The real benefit of using custom CAM compiler technology comes when a designer needs to meet unique data search requirements. In this case, the customer was able to take advantage of bit- and column-masking, a double-wide search mode, and the successive processing of multiple matching entries to boost performance. Moreover, the HDCAM's quadrant architecture gave the customer the opportunity to implement smart power management. By partitioning the 4-kword CAM space into 1-kword quadrants, the designers were able to power down three-fourths of the CAM space in each clock cycle, significantly reducing power consumption.

More Logic Functions To Come The next step is to extend the CAM concept by adding more logic (system) functions to memories. A typical example is adding a logic function, such as compare, to a CAM. That type of device would support a fully associative search on user-defined fields over logic functions.

A more radical extension of the embedded-memory concept is to integrate the processor function into memory. This type of architecture promises to dramatically alter traditional concepts of memory as a passive element. Instead of reading out only what has been written into it, memory with a processor function (or collaborative memory) will be able to modify data when it's accessed through a process. An excellent example of a potential collaborative memory function is data compression and decompression. Many mechanical storage devices, like tape or disk drives, now compress or decompress stored data on-the-fly.

Designers can expect memories in the near future to embed even more complex system functions. One of the hottest topics in memory research is the development of intelligent devices capable of memory-assisted computation. Researchers are already laying the groundwork for devices that will essentially eliminate the processor-to-memory bottleneck in today's systems by merging both functions on-chip in a much more fundamental manner than today's embedded memory devices. These new devices should eliminate the processor-to-memory performance gap, provide a better building block for parallel processing, and more efficiently utilize the tremendous number of transistors available on a single chip.

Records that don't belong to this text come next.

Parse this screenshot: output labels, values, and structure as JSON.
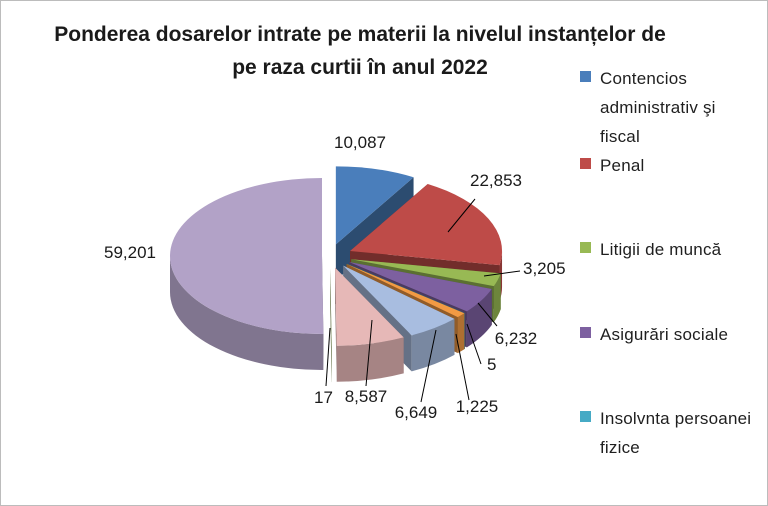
{
  "chart_data": {
    "type": "pie",
    "title": "Ponderea dosarelor intrate  pe materii la nivelul instanțelor de pe raza curtii în anul 2022",
    "legend_position": "right",
    "slices": [
      {
        "label": "Contencios administrativ şi fiscal",
        "value": 10087,
        "value_label": "10,087",
        "color": "#4a7ebb"
      },
      {
        "label": "Penal",
        "value": 22853,
        "value_label": "22,853",
        "color": "#be4b48"
      },
      {
        "label": "Litigii de muncă",
        "value": 3205,
        "value_label": "3,205",
        "color": "#98b954"
      },
      {
        "label": "Asigurări sociale",
        "value": 6232,
        "value_label": "6,232",
        "color": "#7d60a0"
      },
      {
        "label": "Insolvnta persoanei fizice",
        "value": 5,
        "value_label": "5",
        "color": "#46aac5"
      },
      {
        "label": "",
        "value": 1225,
        "value_label": "1,225",
        "color": "#f29a44"
      },
      {
        "label": "",
        "value": 6649,
        "value_label": "6,649",
        "color": "#a8bde0"
      },
      {
        "label": "",
        "value": 8587,
        "value_label": "8,587",
        "color": "#e6b8b7"
      },
      {
        "label": "",
        "value": 17,
        "value_label": "17",
        "color": "#c4d79b"
      },
      {
        "label": "",
        "value": 59201,
        "value_label": "59,201",
        "color": "#b2a2c7"
      }
    ]
  },
  "legend": [
    {
      "label": "Contencios administrativ şi fiscal",
      "color": "#4a7ebb"
    },
    {
      "label": "Penal",
      "color": "#be4b48"
    },
    {
      "label": "Litigii de muncă",
      "color": "#98b954"
    },
    {
      "label": "Asigurări sociale",
      "color": "#7d60a0"
    },
    {
      "label": "Insolvnta persoanei fizice",
      "color": "#46aac5"
    }
  ]
}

Enabling this new generation of intelligent memories will be continual gains in device density as process technology tracks Moore's Law. Some researchers predict devices capable of offering 1 Gbit of on-chip memory, which will support internal bandwidths approaching 100 Gbits/s. This dramatic improvement in memory/system bandwidth promises to not only revolutionize system performance, but also to open the door to the rapid development of truly reconfigurable systems.